ADR 0002: Postgres on a dedicated VM, not in-cluster¶
Status: Accepted Date: 2025-08
Context¶
A handful of in-cluster apps need a relational store: Grafana, the claude-bridge HITL service, the trading dashboard, and a few hobby projects. I want to keep stateful data outside the K8s blast radius and make backups, restore drills, and major-version upgrades boring.
Decision¶
A single dedicated VM running Postgres 16 (Debian 12, PGDG packages, 192.168.1.123). Each app gets its own role, database, and pg_hba.conf rule. Backups via pgBackRest to a TrueNAS dataset, with a periodic restore drill into a throwaway VM.
Considered¶
- CloudNativePG (CNPG). Strong operator, real HA, in-cluster.

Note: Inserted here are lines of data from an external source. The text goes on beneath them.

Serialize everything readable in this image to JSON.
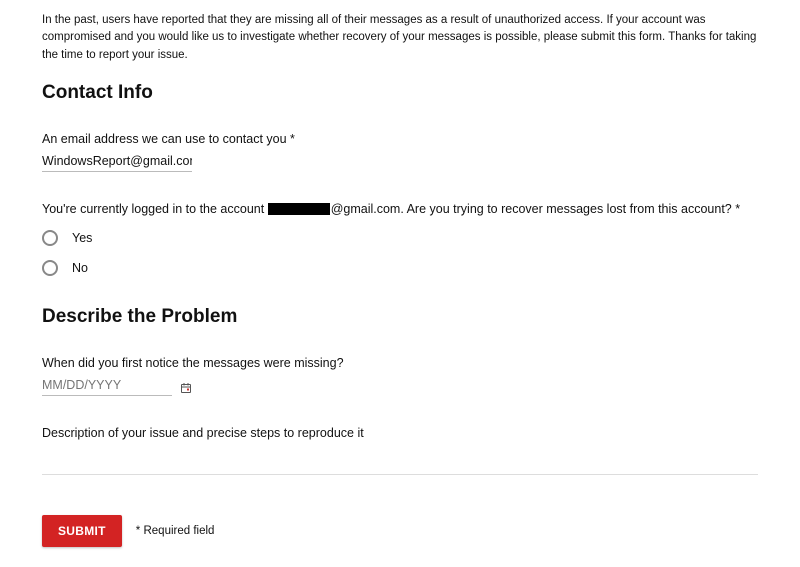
{
  "intro": "In the past, users have reported that they are missing all of their messages as a result of unauthorized access. If your account was compromised and you would like us to investigate whether recovery of your messages is possible, please submit this form. Thanks for taking the time to report your issue.",
  "sections": {
    "contact": {
      "heading": "Contact Info",
      "email_label": "An email address we can use to contact you *",
      "email_value": "WindowsReport@gmail.com",
      "logged_in_prefix": "You're currently logged in to the account ",
      "logged_in_domain": "@gmail.com",
      "logged_in_suffix": ". Are you trying to recover messages lost from this account? *",
      "options": {
        "yes": "Yes",
        "no": "No"
      }
    },
    "problem": {
      "heading": "Describe the Problem",
      "when_label": "When did you first notice the messages were missing?",
      "date_placeholder": "MM/DD/YYYY",
      "desc_label": "Description of your issue and precise steps to reproduce it"
    }
  },
  "footer": {
    "submit": "SUBMIT",
    "required": "* Required field"
  },
  "colors": {
    "accent": "#d32323"
  }
}
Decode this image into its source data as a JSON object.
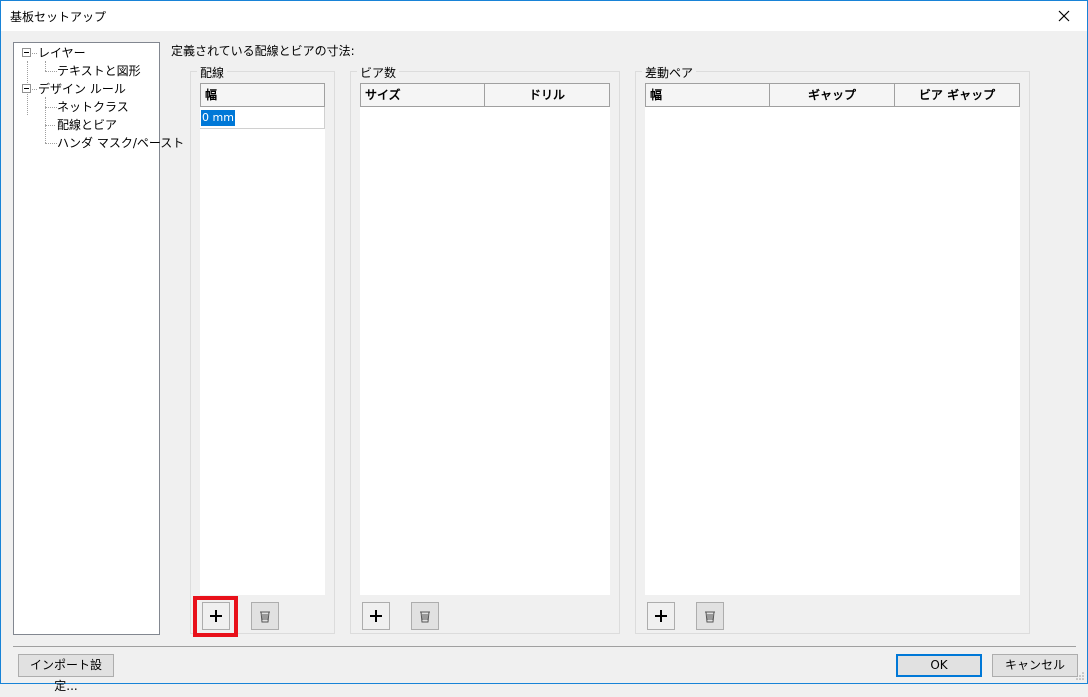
{
  "window": {
    "title": "基板セットアップ"
  },
  "tree": {
    "items": [
      {
        "label": "レイヤー"
      },
      {
        "label": "テキストと図形"
      },
      {
        "label": "デザイン ルール"
      },
      {
        "label": "ネットクラス"
      },
      {
        "label": "配線とビア"
      },
      {
        "label": "ハンダ マスク/ペースト"
      }
    ]
  },
  "main": {
    "defined_label": "定義されている配線とビアの寸法:",
    "tracks": {
      "legend": "配線",
      "columns": [
        "幅"
      ],
      "rows": [
        {
          "width": "0 mm"
        }
      ]
    },
    "vias": {
      "legend": "ビア数",
      "columns": [
        "サイズ",
        "ドリル"
      ]
    },
    "diff_pairs": {
      "legend": "差動ペア",
      "columns": [
        "幅",
        "ギャップ",
        "ビア ギャップ"
      ]
    }
  },
  "footer": {
    "import_label": "インポート設定...",
    "ok_label": "OK",
    "cancel_label": "キャンセル"
  },
  "colors": {
    "accent": "#0078d7",
    "highlight": "#e8101a",
    "window_border": "#1883d7"
  }
}
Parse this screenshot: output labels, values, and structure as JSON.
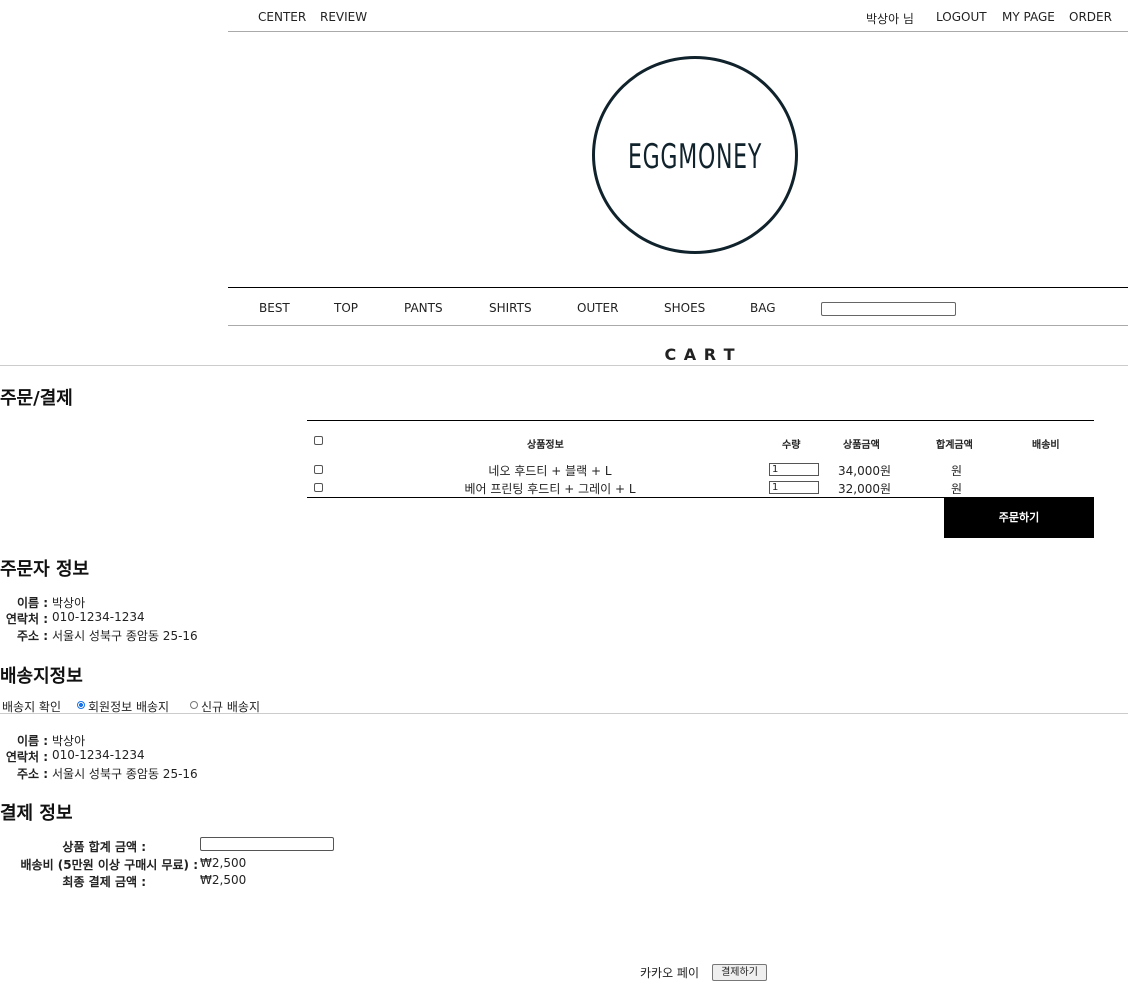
{
  "topnav": {
    "left": [
      "CENTER",
      "REVIEW"
    ],
    "user": "박상아 님",
    "right": [
      "LOGOUT",
      "MY PAGE",
      "ORDER"
    ]
  },
  "logo": {
    "text": "EGGMONEY"
  },
  "mainnav": {
    "items": [
      "BEST",
      "TOP",
      "PANTS",
      "SHIRTS",
      "OUTER",
      "SHOES",
      "BAG"
    ],
    "search_value": ""
  },
  "page_heading": "C A R T",
  "order_title": "주문/결제",
  "cart": {
    "headers": {
      "product": "상품정보",
      "qty": "수량",
      "price": "상품금액",
      "total": "합계금액",
      "shipping": "배송비"
    },
    "rows": [
      {
        "product": "네오 후드티 + 블랙 + L",
        "qty": "1",
        "price": "34,000원",
        "total": "원"
      },
      {
        "product": "베어 프린팅 후드티 + 그레이 + L",
        "qty": "1",
        "price": "32,000원",
        "total": "원"
      }
    ],
    "order_button": "주문하기"
  },
  "orderer": {
    "title": "주문자 정보",
    "name_label": "이름 :",
    "name": "박상아",
    "phone_label": "연락처 :",
    "phone": "010-1234-1234",
    "address_label": "주소 :",
    "address": "서울시 성북구 종암동 25-16"
  },
  "delivery": {
    "title": "배송지정보",
    "confirm_label": "배송지 확인",
    "option_member": "회원정보 배송지",
    "option_new": "신규 배송지",
    "name_label": "이름 :",
    "name": "박상아",
    "phone_label": "연락처 :",
    "phone": "010-1234-1234",
    "address_label": "주소 :",
    "address": "서울시 성북구 종암동 25-16"
  },
  "payment": {
    "title": "결제 정보",
    "subtotal_label": "상품 합계 금액 :",
    "subtotal_value": "",
    "shipping_label": "배송비 (5만원 이상 구매시 무료) :",
    "shipping_value": "₩2,500",
    "final_label": "최종 결제 금액 :",
    "final_value": "₩2,500",
    "kakao_label": "카카오 페이",
    "pay_button": "결제하기"
  }
}
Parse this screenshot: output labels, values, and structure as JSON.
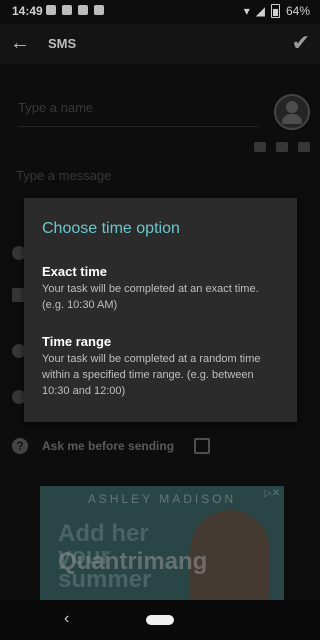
{
  "status_bar": {
    "time": "14:49",
    "battery": "64%"
  },
  "app_bar": {
    "title": "SMS"
  },
  "form": {
    "name_placeholder": "Type a name",
    "message_placeholder": "Type a message",
    "ask_label": "Ask me before sending"
  },
  "dialog": {
    "title": "Choose time option",
    "options": [
      {
        "title": "Exact time",
        "description": "Your task will be completed at an exact time. (e.g. 10:30 AM)"
      },
      {
        "title": "Time range",
        "description": "Your task will be completed at a random time within a specified time range. (e.g. between 10:30 and 12:00)"
      }
    ]
  },
  "ad": {
    "brand": "ASHLEY MADISON",
    "headline": "Add her your summer"
  },
  "watermark": "Quantrimang"
}
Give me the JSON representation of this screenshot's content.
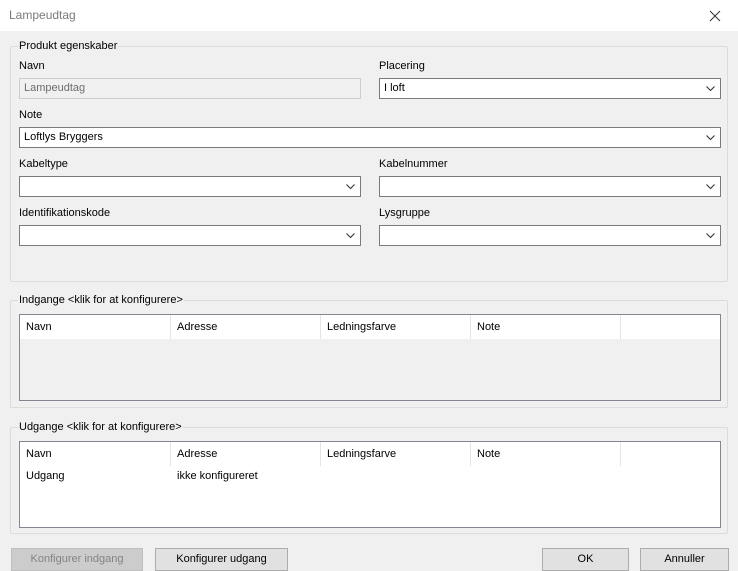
{
  "window": {
    "title": "Lampeudtag"
  },
  "product": {
    "legend": "Produkt egenskaber",
    "name_label": "Navn",
    "name_value": "Lampeudtag",
    "placement_label": "Placering",
    "placement_value": "I loft",
    "note_label": "Note",
    "note_value": "Loftlys Bryggers",
    "cable_type_label": "Kabeltype",
    "cable_type_value": "",
    "cable_number_label": "Kabelnummer",
    "cable_number_value": "",
    "id_code_label": "Identifikationskode",
    "id_code_value": "",
    "light_group_label": "Lysgruppe",
    "light_group_value": ""
  },
  "inputs": {
    "legend": "Indgange <klik for at konfigurere>",
    "columns": [
      "Navn",
      "Adresse",
      "Ledningsfarve",
      "Note"
    ],
    "rows": []
  },
  "outputs": {
    "legend": "Udgange <klik for at konfigurere>",
    "columns": [
      "Navn",
      "Adresse",
      "Ledningsfarve",
      "Note"
    ],
    "rows": [
      {
        "name": "Udgang",
        "address": "ikke konfigureret",
        "wire_color": "",
        "note": ""
      }
    ]
  },
  "buttons": {
    "configure_input": "Konfigurer indgang",
    "configure_output": "Konfigurer udgang",
    "ok": "OK",
    "cancel": "Annuller"
  }
}
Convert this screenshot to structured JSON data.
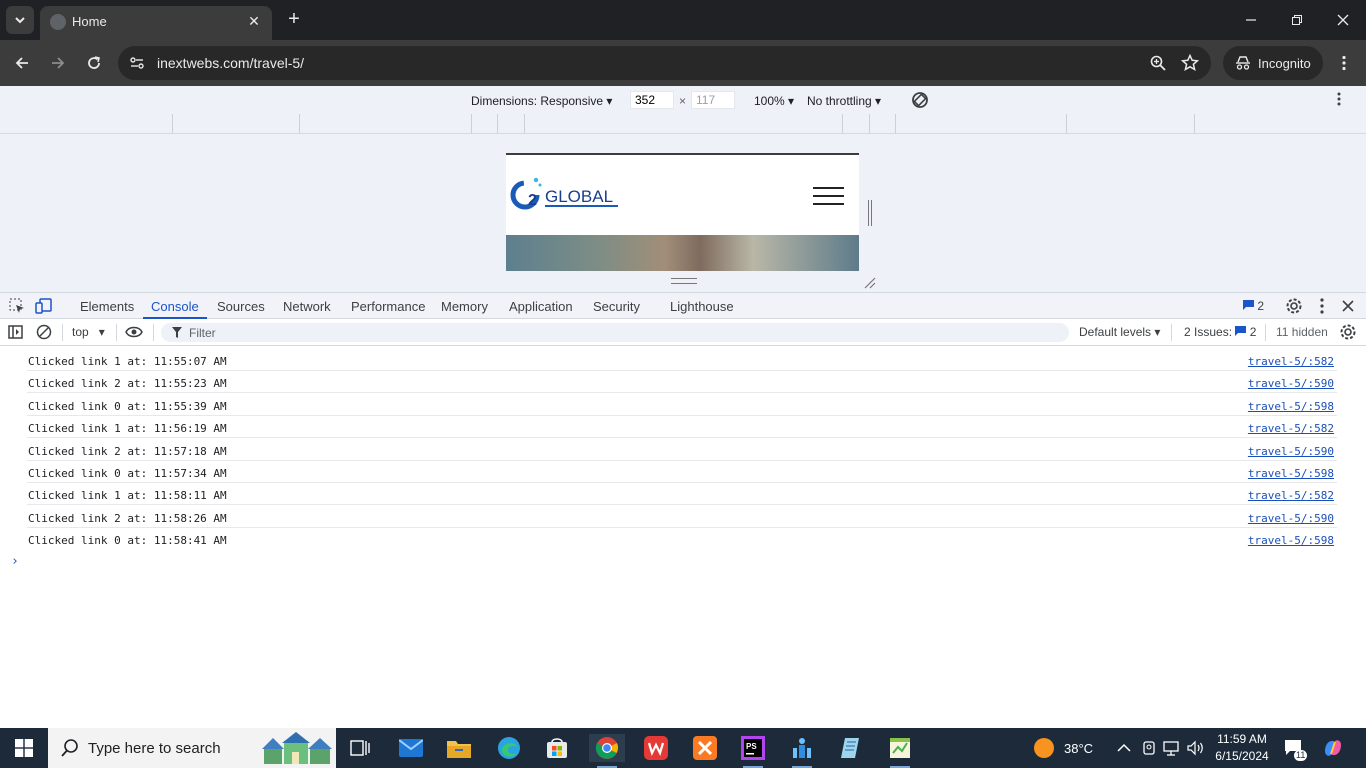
{
  "browser": {
    "tab_title": "Home",
    "url": "inextwebs.com/travel-5/",
    "incognito_label": "Incognito"
  },
  "device_toolbar": {
    "dimensions_label": "Dimensions: Responsive",
    "width": "352",
    "height": "117",
    "times": "×",
    "zoom": "100%",
    "throttling": "No throttling"
  },
  "site": {
    "logo_text": "GLOBAL"
  },
  "devtools": {
    "tabs": [
      "Elements",
      "Console",
      "Sources",
      "Network",
      "Performance",
      "Memory",
      "Application",
      "Security",
      "Lighthouse"
    ],
    "active_tab": "Console",
    "messages_badge": "2"
  },
  "console_toolbar": {
    "context": "top",
    "filter_placeholder": "Filter",
    "levels": "Default levels",
    "issues_label": "2 Issues:",
    "issues_count": "2",
    "hidden": "11 hidden"
  },
  "console_messages": [
    {
      "text": "Clicked link 1 at: 11:55:07 AM",
      "source": "travel-5/:582"
    },
    {
      "text": "Clicked link 2 at: 11:55:23 AM",
      "source": "travel-5/:590"
    },
    {
      "text": "Clicked link 0 at: 11:55:39 AM",
      "source": "travel-5/:598"
    },
    {
      "text": "Clicked link 1 at: 11:56:19 AM",
      "source": "travel-5/:582"
    },
    {
      "text": "Clicked link 2 at: 11:57:18 AM",
      "source": "travel-5/:590"
    },
    {
      "text": "Clicked link 0 at: 11:57:34 AM",
      "source": "travel-5/:598"
    },
    {
      "text": "Clicked link 1 at: 11:58:11 AM",
      "source": "travel-5/:582"
    },
    {
      "text": "Clicked link 2 at: 11:58:26 AM",
      "source": "travel-5/:590"
    },
    {
      "text": "Clicked link 0 at: 11:58:41 AM",
      "source": "travel-5/:598"
    }
  ],
  "taskbar": {
    "search_placeholder": "Type here to search",
    "temperature": "38°C",
    "time": "11:59 AM",
    "date": "6/15/2024",
    "notifications": "11"
  },
  "colors": {
    "accent": "#1a55c9",
    "link": "#1a4fb9",
    "taskbar": "#1c2a3a"
  }
}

Rejected for two reasons: I trust myself more with
pg_dumpandpgBackRestagainst a familiar VM than I trust myself to debug an in-cluster cluster at 2am, and CNPG cannot help if K8s itself is the problem (which it has been). - Stolon, Zalando-postgres-operator. Same shape as CNPG, less momentum, more legwork for me.
- A managed Postgres (RDS, Supabase). Defeats the purpose of a homelab and adds external dependency.
Consequences¶
- The data layer survives a cluster rebuild. This is the main win. I have rebuilt the K8s cluster more than once and no app data was at risk.
pg_hba.confbecomes a load-bearing piece of network policy. When CNI behavior around SNAT changes, this file has to know. The 2026-05-03 incident is the obvious example.- No automatic HA. A single Postgres VM means an OS-level failure on
192.168.1.123takes the dependent apps down. Acceptable for a lab. If I ever care, the upgrade path is to add a synchronous replica on a second Proxmox node and front it with Patroni or pgpool. Not now. - Ansible owns the box. All changes (
pg_hba.conf,postgresql.conf, package versions) belong inansible-quasarlab/labctl-runs/postgres. Manual edits during incidents are allowed but must be back-ported the same day.